Rachael is a 31 year old mum to 10 year old Luke and 5 year old Oscar. She lives in England and writes about family life, crafts, recipes, parenting wins(and fails), as well as travel, days out, fashion and living the frugal lifestyle.

19 Comments

  • Shareen HD

    I totally get this. I haven’t even looked at my January goals because I know how far away I am from even being close to meeting them! 7lbs is amazing and guess what – I have lost 0lbs so you’ve done better than I have! Time, love and patience will keep you going. Enjoy your holiday lovely xo

  • Rhian Westbury

    I think its so important to remember that you need to be in the right headspace to be motivated. I’ve not been in the right headspace for a while but I need to give myself a bit of a kick x

  • vicky hallnewman

    It is really hard to get motivated sometimes and you look beautiful as you are. I am sure the kids will keep you fit.

  • Zoe

    You sound so confident by the end of the post.

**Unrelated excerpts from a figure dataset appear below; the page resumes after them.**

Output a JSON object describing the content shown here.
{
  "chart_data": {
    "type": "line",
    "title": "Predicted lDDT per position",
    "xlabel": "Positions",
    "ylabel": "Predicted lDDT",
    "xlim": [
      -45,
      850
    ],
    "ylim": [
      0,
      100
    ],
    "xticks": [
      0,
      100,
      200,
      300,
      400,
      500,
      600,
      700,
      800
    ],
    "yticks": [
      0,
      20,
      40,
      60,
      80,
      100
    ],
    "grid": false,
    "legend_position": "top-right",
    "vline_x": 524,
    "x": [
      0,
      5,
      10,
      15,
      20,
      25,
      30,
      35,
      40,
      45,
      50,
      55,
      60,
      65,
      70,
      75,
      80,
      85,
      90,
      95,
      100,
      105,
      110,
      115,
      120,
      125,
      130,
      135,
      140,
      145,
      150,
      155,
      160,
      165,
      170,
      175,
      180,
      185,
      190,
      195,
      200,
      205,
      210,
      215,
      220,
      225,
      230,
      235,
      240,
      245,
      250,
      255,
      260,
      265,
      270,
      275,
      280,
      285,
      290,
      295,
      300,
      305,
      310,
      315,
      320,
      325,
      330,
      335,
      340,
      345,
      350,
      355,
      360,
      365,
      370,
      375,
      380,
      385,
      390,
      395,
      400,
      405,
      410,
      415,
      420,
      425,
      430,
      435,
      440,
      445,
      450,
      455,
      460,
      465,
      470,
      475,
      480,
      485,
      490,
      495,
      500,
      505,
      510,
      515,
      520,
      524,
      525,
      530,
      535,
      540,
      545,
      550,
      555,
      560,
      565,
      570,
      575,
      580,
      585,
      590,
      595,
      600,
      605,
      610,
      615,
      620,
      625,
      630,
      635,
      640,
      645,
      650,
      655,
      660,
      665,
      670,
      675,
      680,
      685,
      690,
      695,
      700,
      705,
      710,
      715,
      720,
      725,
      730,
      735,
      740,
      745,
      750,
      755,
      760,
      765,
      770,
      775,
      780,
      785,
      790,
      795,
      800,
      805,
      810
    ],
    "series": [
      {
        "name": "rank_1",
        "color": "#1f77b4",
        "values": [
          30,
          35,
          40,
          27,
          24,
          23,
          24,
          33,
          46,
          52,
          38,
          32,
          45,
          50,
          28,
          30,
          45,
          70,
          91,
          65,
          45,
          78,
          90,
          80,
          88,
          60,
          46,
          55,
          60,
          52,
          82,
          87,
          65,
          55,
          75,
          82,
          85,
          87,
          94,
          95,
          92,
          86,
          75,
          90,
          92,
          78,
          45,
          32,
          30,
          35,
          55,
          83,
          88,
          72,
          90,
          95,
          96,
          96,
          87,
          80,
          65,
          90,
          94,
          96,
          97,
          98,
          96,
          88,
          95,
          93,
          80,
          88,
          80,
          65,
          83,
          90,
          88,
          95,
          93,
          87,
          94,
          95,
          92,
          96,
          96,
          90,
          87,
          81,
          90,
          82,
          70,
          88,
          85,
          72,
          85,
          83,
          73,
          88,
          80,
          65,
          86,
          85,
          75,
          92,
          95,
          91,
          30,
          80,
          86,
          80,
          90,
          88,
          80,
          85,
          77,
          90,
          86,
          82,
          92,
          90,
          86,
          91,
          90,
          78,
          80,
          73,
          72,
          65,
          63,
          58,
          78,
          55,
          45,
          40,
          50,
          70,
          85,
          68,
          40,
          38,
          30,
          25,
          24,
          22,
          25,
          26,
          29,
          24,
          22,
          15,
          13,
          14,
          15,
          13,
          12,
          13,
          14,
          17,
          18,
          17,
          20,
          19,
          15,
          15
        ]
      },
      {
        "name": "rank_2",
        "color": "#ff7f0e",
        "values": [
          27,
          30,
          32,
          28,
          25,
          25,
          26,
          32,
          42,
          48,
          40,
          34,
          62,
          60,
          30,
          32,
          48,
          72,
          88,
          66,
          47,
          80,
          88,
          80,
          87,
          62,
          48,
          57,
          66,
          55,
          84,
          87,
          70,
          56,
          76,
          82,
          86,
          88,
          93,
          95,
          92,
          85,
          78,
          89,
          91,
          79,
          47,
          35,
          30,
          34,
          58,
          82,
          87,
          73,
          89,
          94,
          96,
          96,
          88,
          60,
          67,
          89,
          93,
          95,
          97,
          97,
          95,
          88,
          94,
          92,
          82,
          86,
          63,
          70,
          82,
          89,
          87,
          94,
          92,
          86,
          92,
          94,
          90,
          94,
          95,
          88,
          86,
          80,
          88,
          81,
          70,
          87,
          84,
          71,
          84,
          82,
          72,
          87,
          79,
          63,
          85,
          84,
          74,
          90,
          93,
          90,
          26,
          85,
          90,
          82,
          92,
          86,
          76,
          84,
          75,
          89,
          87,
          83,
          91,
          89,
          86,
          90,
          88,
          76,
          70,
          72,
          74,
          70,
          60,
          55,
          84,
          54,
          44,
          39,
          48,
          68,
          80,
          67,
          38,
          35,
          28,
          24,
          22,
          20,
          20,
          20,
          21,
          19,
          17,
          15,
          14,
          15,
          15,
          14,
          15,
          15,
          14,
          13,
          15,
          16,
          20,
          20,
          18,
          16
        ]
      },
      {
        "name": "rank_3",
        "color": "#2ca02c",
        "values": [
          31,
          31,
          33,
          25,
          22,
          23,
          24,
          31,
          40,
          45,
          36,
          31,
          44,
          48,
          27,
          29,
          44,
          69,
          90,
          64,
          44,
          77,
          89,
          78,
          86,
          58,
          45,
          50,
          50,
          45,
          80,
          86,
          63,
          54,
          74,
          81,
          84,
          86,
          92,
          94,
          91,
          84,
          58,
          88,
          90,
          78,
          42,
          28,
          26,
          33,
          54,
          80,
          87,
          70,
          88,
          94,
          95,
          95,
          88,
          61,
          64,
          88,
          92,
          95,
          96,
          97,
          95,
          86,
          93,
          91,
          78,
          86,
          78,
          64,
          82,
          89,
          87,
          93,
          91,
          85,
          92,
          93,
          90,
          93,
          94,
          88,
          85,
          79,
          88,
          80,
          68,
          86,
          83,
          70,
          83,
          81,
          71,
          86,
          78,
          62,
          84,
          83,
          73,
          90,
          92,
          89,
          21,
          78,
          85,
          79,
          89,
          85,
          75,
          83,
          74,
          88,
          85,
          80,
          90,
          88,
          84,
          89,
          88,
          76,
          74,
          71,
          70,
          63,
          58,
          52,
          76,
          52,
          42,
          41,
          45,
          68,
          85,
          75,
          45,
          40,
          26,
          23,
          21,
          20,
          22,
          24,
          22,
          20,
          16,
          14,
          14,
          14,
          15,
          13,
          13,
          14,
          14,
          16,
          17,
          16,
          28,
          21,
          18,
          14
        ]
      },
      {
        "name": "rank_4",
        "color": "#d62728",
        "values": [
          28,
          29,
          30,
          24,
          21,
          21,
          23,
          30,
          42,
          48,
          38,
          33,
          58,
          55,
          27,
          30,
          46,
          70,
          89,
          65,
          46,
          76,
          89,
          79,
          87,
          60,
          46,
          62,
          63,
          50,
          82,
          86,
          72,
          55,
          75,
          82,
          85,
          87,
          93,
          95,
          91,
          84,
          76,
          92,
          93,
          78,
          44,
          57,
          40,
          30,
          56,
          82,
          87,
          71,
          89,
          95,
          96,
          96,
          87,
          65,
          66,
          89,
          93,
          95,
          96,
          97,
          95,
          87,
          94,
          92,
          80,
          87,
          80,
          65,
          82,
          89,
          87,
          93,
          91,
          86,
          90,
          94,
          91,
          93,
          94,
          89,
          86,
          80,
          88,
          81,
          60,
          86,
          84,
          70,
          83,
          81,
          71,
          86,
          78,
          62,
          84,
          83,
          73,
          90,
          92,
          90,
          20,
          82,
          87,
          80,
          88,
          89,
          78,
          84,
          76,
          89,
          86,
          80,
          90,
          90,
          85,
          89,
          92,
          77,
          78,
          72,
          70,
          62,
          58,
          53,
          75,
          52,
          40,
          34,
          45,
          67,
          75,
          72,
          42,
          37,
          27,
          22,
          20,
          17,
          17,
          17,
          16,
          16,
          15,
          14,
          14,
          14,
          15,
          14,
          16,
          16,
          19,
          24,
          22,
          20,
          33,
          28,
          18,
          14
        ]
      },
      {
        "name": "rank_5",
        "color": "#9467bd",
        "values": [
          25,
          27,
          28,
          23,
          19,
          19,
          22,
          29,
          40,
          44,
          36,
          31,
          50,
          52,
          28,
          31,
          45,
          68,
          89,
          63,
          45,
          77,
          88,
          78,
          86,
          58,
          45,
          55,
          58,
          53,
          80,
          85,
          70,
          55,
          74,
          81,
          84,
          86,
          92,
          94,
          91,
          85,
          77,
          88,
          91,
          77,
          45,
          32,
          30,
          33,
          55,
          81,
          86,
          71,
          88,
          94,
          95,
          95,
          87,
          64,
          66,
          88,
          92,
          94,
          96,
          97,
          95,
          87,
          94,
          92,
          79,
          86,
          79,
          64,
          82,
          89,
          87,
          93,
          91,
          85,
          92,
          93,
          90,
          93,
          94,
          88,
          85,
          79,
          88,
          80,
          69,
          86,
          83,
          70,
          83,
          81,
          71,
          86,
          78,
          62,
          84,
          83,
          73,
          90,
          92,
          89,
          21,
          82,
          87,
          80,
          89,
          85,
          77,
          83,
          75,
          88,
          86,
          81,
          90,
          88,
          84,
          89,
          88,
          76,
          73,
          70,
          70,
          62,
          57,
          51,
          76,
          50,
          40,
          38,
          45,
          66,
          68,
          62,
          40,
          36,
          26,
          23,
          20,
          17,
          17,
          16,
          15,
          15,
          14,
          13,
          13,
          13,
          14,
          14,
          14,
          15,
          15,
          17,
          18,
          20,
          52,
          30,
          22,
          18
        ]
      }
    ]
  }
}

Life has it’s ups and downs but I completely agree that getting outside and having a rush of endorphins, does the world of good.

  • Kirsty

    I’ve been exactly where you are struggling with motherhood and being overwhelmed but trying to work on fitness and staying active. You do get days where you struggle but having for you and not just as mummy does make all the difference walking is a perfect way of staying active and helping with MH

  • Wendy

    So glad you are starting to feel happier and healthier. It Is really hard to find motivation to do things when you are not in the best mental state. You are so right, why do speak so nastily to ourselves when we’d never speak to a friend that way. I hope you continue to feel more and more positive and you have a lovely holiday xxx

  • Kacie

    I am terrible for comparing myself to others too. I know I shouldn’t, but it’s just easier said than done avoiding it. Sounds like you are doing great, keep up the good work!

  • nichola - Globalmouse

    I can really relate to this, I have worked out that I need to do something, which is usually a walk for an hour or so. It just makes me feel better to get out and clear my mind and if I walk with a friend then even better.

  • Eva Katona

    It is such a hard thing to do – but the only person you need to make happy is yourself – glad you’re feeling more positive now.

  • Stephanie

    I find it really hard to be motivated when I’m not in the right head space – it’s something I really need to change before the end of the year! X

    • Alexandra Cook

      Being in the right head space could help us find whats motivates us. It is really important that sometimes we need to take a pause to find it.

  • Jenni

    I’ve been trying to get fitter too since having my kids but I never seem to be in the right head space to get motivated. My youngest is 4.5 now and about to start school, so I’m hoping moving everyone in to a new routine after the summer will motivate me to get on board with a new fitness routine too.

  • Charli Bruce

    I lost all my motivation for a very long time, things definitely get on top of me. Luckily we moved home around 6 weeks ago and all my motivation has returned. Mental health is so hard to deal with on so many different levels, I hope your motivation sticks now you’re in a better headspace x

  • Stephanie

    I find stress really kicks my anxiety in and then I struggle with motivation as well. I am trying to keep more organised so I feel I can tick more things off and not get so stressed and then I can focus on myself.

  • Kelly

    I have to say that I have a lack of motivation when it comes to exercise. I’m just in this funk and can’t seem to shake it! I’m controlling my weight food wise but need to exercise.

  • Mel Knibb

    Losing half a stone in your first month was such an amazing achievement! As soon as you start comparing yourself to others, you can feel completely deflated and lose all motivation and it’s brilliant that you managed to get a bit of oomph with your little family unit. You go, girl!